(02/04/2026) – A CNI – Confederação Nacional da Indústria lançou na terça-feira, 24, no plenário da Câmara dos Deputados, a 31ª edição da Agenda Legislativa da Indústria, com destaque para projetos trabalhistas, tributários, de comércio exterior, de infraestrutura e de inovação.
O documento reúne 135 proposições acompanhadas de perto pela CNI que tramitam no Congresso Nacional. O setor industrial defende a aprovação de 81 delas (60%) e se posiciona com divergência em relação a 54 (40%).
Quinze desses projetos foram elencados como prioritários e estão listados na Pauta Mínima da Indústria.
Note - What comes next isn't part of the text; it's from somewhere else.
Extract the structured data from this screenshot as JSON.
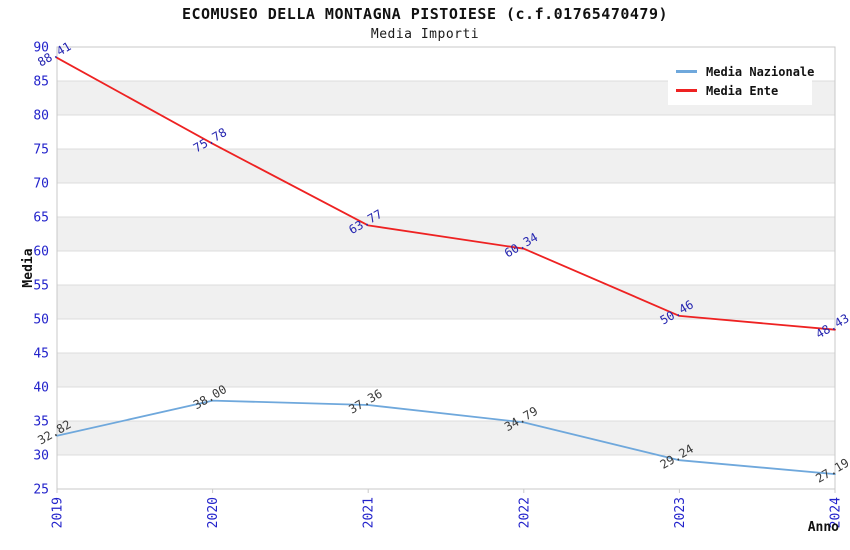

Dentre eles, estão a redução da jornada de trabalho, na qual a CNI propõe maior aprofundamento do debate, a lei geral de concessões e o marco legal da política industrial.
“Esta edição de 2026 reforça a importância de avançarmos pelo menos nos projetos mais importantes, pois este ano será marcado pelo calendário eleitoral e pela consequente redução do espaço para deliberação de matérias”, afirma o presidente da CNI, Ricardo Alban.

Dentre os temas gerais tidos como prioritários para a indústria, Alban elenca a construção de um marco regulatório equilibrado para a inteligência artificial, o aprimoramento das diretrizes para a economia circular, o fortalecimento dos mecanismos de financiamento e a inserção internacional da indústria brasileira.
A modernização das regras de concessões e de parcerias público-privadas, e o tratamento responsável de temas relacionados à sustentabilidade fiscal e às relações de trabalho também são vistas como fundamentais pela CNI.
A Agenda Legislativa de 2026 foi construída, ao longo dos últimos três meses, pela CNI junto com as 27 federações estaduais das indústrias, 115 associações setoriais e 11 sindicatos nacionais.
Em relação ao ano passado, a agenda incorporou 55 novos projetos e manteve 80 proposições remanescentes. A mobilização para essa edição envolveu essas 153 entidades que participaram ativamente do processo de priorização, com cerca de 20 mil votos nas fichas eletrônicas.
Em média, cada entidade indicou 30 proposições consideradas estratégicas para a competitividade industrial.